Madrid Arena, tragedia y responsabilidad

Es imposible escribir sobre el suceso desde la serenidad. La imagen de las cuatro chicas fallecidas desborda cualquier sensibilidad. Es horroroso y, además, no fue nítidamente un accidente. Un accidente está desprovisto básicamente de responsables por acción u omisión ya sea de orden civil o penal. Como voy a tratar de exponer, en el  caso de ahora hay responsables, o los puede haber, en abundancia.

En primer lugar está la generación de la situación de riesgo. Basta con ver la fotografía desde el escenario para saber que hubo responsabilidad del loco o loca que permitió o generó esa situación. No sabemos si la actividad estaba sujeta a autorización o era suficiente la cesión del local por el Ayuntamiento para entender aquélla concedida. Da igual a estos efectos. Cualquiera de las dos posibilidades puede hacer incurrir en responsabilidad directa al Ayuntamiento. Nada de subsidiaria como dicen algunos sin saber por qué, caso de Tomás Gómez quien, por otro lado y quizás por primera vez en su vida llevaba bastante razón principalmente en lo de que resulta sorprendente que anuncie  su posición de acusador quien a todas luces parece que puede ser imputado. Es como si un condenado a muerte firmase las oposiciones a verdugo y le tuvieran que advertir que el primer examen es el día siguiente al programado para su ejecución.

Los actores no lo han podido hacer peor para sus propios intereses. Botella, como siempre, muy bien en el pésame y muy mal en todo lo demás. Por qué no se callará y no se pone a decir, lo he oído en la radio, que suprime las próximas fiestas ” porque todos sabemos como acaban  las fiestas como la de la tragedia ” ( transcripción de memoria de su primera comparecencia). Si lo sabía, se ignora la razón de que no haya comparecido todavía en la Plaza de Castilla. Seguro que el juez 51 la escucharía con muchísima atención. En definitiva los munícipes han creado una situación de riesgo objetivo con la simple autorización y deben responder por ello.

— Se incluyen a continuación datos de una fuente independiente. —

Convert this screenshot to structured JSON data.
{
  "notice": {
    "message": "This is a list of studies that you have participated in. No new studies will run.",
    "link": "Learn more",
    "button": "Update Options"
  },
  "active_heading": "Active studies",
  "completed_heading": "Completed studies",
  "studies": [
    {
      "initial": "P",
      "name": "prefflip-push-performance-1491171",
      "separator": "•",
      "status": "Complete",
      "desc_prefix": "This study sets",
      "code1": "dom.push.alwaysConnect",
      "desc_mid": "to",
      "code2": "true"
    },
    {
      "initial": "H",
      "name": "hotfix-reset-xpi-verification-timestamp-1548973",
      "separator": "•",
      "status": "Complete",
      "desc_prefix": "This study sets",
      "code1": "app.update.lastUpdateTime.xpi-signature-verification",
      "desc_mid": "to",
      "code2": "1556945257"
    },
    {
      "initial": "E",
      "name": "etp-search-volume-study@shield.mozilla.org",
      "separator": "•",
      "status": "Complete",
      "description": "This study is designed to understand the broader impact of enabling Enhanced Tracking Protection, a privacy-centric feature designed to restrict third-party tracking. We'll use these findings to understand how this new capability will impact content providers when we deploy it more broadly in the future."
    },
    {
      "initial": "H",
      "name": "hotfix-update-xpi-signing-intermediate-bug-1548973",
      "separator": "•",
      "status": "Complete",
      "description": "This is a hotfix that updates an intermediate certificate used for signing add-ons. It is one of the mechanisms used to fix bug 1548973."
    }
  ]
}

Lo demás no son sino responsabilidades concurrentes ( recomiendo el libro del profesor Muñoz Machado sobre la doctrina en Estados Unidos ). Si estalló una bengala, si pasó una mosca, si hubo una pelea  o si se produjo un súbito ataque de pánico, la situación objetiva de riesgo estaba ya planteada  pues se deriva del espacio y del gentío. Si,  además, la gente fue excesiva por sobreventa de entradas o faltaba personal de seguridad o personal médico, estamos ante las responsabilidades concurrentes pero el espectáculo en ese sitio y con la gente calculada fue un espanto en sí mismo considerado. Si alguno de los implicados llegara a decir que los autoriza asiduamente estaríamos ante una circunstancia que quizás aconsejara que el individuo que esto diga no disfrute de libertad.

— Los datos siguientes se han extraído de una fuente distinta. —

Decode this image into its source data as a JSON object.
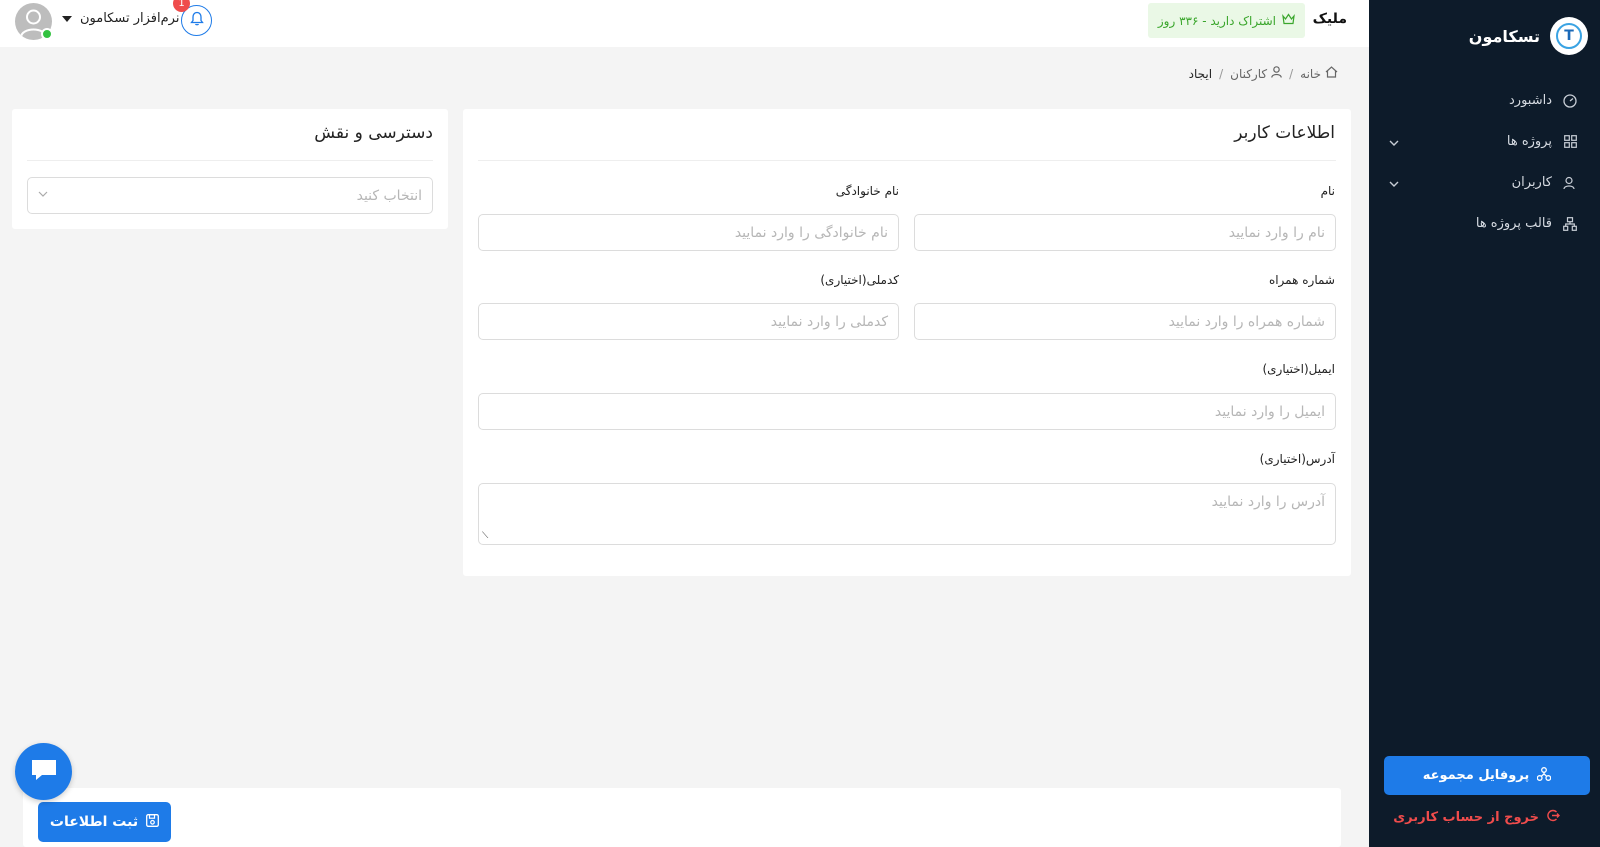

Aciago dia pera los que lo sentimos de verdad. No sabemos si también para los que desde el primer momento se han puesto a decir que todo era legal y que nadie infringió esa sacrosanta legalidad y ello con independencia de su conocimiento o amistad con el principal sospechoso de las responsabilidades derivadas. Difícil oficio el de pelota de cabecera en los tiempos que corren. Excusatios todavía non petitas, acusatios manifiestas, y disculpas por el latinajo algo forgiano (de Forges). Yo me entiendo.